Sirât. Trance en el desierto (Oliver Laxe)

La desnaturalización del camino.

Ya desde su título —y de paso, como bloque inicial de la película— concordamos que «sirât» apela al camino, es ese puente lleno de obstáculos que te lleva al paraíso, así que es el camino y no los caminantes lo que realmente absorbe la propuesta de Oliver Laxe que vuelve al desierto para complacer(se) entre atmósferas y falsos oasis.

Después montan los bafles y de repente, sólo los graves de una canción infinita marcan los límites del paisaje, mientras las montañas abrazan esta especie de liturgia donde la música —una de las personajes lo dice en algún momento— no es para escuchar, es para bailar. Una ‹rave› en mitad del desierto y un montón de cuerpos tornasolados en pleno trance siguiendo el ritmo; un padre y un hijo, mochila a la espalda, moviéndose entre ellos como peces fuera del agua en busca de alguien que se identifique con la foto que van enseñando y el espectador, un inocente ente que nunca estará preparado para las curvas insólitas de esta aventura. Todo listo para el fin del mundo conocido.

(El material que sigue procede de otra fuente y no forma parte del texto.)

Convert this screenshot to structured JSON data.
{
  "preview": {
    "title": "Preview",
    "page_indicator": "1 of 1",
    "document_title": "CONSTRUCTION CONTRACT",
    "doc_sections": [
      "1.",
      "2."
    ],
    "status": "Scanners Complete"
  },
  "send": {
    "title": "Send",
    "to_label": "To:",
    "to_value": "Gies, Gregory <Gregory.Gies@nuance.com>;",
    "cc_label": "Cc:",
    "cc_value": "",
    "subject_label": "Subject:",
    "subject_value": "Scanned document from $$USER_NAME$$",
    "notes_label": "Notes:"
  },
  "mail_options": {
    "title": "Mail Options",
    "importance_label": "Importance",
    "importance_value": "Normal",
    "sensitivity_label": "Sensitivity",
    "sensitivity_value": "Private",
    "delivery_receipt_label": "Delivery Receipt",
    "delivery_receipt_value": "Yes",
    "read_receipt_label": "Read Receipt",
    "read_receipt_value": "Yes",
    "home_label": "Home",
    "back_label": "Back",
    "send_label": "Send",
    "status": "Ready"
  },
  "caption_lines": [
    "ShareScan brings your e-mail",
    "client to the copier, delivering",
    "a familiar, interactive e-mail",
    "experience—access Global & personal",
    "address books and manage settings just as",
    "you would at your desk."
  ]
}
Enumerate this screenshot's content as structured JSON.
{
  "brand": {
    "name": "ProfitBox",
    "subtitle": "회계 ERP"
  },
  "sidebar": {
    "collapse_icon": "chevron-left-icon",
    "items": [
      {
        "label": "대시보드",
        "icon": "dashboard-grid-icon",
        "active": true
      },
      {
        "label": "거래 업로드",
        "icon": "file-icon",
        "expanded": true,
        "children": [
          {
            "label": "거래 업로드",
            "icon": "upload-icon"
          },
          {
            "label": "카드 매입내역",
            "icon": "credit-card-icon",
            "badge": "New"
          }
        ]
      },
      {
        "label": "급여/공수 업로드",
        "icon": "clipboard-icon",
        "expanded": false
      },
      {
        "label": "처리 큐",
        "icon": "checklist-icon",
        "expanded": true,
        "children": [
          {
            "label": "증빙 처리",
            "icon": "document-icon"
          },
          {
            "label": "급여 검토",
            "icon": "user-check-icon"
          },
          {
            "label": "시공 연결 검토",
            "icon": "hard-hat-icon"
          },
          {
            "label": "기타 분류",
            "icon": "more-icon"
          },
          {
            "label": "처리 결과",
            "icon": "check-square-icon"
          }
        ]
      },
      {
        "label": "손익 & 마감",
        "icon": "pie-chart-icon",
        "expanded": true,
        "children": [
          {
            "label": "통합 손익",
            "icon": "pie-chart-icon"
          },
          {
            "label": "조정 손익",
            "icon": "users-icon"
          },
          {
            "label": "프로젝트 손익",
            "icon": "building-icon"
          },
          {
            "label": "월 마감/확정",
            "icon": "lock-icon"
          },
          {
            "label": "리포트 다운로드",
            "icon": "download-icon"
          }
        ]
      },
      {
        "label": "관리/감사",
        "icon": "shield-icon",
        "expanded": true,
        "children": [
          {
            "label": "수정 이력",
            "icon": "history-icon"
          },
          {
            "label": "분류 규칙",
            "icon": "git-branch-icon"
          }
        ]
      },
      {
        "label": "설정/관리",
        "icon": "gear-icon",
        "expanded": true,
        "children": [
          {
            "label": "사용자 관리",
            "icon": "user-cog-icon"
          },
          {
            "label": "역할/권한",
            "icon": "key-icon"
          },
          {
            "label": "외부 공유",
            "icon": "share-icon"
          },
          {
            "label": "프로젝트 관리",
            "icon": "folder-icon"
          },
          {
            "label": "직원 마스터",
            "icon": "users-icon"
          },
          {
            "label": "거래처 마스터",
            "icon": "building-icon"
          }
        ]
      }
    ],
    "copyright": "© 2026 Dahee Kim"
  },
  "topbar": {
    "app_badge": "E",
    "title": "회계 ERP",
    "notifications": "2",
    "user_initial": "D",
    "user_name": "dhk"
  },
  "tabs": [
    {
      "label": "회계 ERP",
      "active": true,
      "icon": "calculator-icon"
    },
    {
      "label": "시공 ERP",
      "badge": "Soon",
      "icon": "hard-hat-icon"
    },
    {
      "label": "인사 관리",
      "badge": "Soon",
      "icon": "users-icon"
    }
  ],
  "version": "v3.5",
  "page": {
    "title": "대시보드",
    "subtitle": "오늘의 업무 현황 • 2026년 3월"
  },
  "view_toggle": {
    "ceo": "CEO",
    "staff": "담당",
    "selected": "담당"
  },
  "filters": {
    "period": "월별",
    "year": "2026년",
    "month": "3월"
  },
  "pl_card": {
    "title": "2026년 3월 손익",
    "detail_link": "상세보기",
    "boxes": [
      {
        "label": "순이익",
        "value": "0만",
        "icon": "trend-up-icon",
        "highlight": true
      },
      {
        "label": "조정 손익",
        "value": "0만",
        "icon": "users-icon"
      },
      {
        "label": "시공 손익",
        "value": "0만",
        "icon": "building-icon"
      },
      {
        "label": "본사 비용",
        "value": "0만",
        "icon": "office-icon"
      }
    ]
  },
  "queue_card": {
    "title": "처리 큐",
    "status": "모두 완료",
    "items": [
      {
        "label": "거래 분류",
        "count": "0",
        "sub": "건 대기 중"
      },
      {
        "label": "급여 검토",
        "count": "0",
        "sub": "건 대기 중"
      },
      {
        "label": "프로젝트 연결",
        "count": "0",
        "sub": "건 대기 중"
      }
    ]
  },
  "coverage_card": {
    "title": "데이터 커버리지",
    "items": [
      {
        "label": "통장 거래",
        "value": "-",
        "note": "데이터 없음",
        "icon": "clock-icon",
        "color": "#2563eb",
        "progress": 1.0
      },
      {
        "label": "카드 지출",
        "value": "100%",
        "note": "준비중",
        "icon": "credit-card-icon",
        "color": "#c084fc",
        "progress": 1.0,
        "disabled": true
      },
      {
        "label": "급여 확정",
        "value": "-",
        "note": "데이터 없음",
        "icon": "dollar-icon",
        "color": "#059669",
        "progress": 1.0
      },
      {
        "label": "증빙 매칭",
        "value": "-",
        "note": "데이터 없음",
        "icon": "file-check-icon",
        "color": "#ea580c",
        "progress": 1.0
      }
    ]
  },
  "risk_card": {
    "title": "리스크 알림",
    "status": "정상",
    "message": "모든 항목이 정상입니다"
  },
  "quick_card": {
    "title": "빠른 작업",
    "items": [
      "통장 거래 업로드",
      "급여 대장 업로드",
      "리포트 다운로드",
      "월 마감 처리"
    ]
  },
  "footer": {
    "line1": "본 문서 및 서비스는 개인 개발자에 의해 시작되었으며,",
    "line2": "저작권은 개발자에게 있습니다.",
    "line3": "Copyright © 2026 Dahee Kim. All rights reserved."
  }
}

Laxe es tremendamente osado con su narración, llega a puntos en los que es un mero trámite para dar forma a la película cuando lo que realmente desea generar son estímulos, respuestas físicas a algo inanimado, en este caso sonidos rítmicos y arena. Poco importa nuestra conexión con los personajes, o la implicación de los mismos con esta historia cuando entiendes que no es la finalidad, sino el trámite, lo que verdaderamente puede romper nuestros esquemas, algo que funciona en alguna ocasión puntual, pero que no dejará a nadie impasible ante los acontecimientos, sea por pura compenetración con lo dramático, sea por puro estupor ante el atrevimiento de llevar a cabo todo este artefacto.

Este camino desértico está plagado de referencias cinematográficas de las que bebe sediento Oliver Laxe. Tiene en mente a Alejandro Jodorowsky y sus tullidos afrontando el western, a los bloqueos abismales de Werner Herzog transportando barcos por montañas o creando estampas familiares en minas de sal, solo apariencias hasta el cambio de tercio que emula otros matices, mientras intercala su propia imaginería en la que el sonido se somete al escarpado terreno que tan bien conoce, creando una experiencia casi sensorial como homenaje, por así decirlo, a estas fiestas clandestinas donde se genera una comunión entre desconocidos que comparten sus cuerpos, sus movimientos, hasta formar una imagen común.

Intenta ser Sirât una respuesta anárquica al belicismo, es constante la amenaza que perciben estos caminantes hacia el interior de África, algo que consigue modificar el trayecto de un grupo nómada y libre, siempre en contraste con el concepto más austero de familia que ofrecen Sergi López y su hijo. Todo ello confluye hasta que las personas se convierten en los propios espectadores de la vida y sus intrincadas posibilidades, llegando el momento en que esa luminosa presencia del día, siempre reflejada en la arena para convertirla en un bien preciado como el oro, parece que será lo único tangible, lo único cierto para Oliver Laxe.

El director ha jugado con lo terrenal y con lo divino generando una imagen contracultural junto a un discurso anecdótico de la que imágenes, como “flashazos”, pueden venir a tu mente una y otra vez para atormentarte o seducirte, siendo en conjunto una extraña deliberación que choca con nuestras propias creencias, pues toca decidir si el desnortado camino es realmente una experiencia vital que merece sobresalir por encima de los golpes de efecto que el mismo camino tiene sobre los penitentes. Eso sí, esta claro que tanto al camino como a Laxe les importa poco la conclusión que saquemos.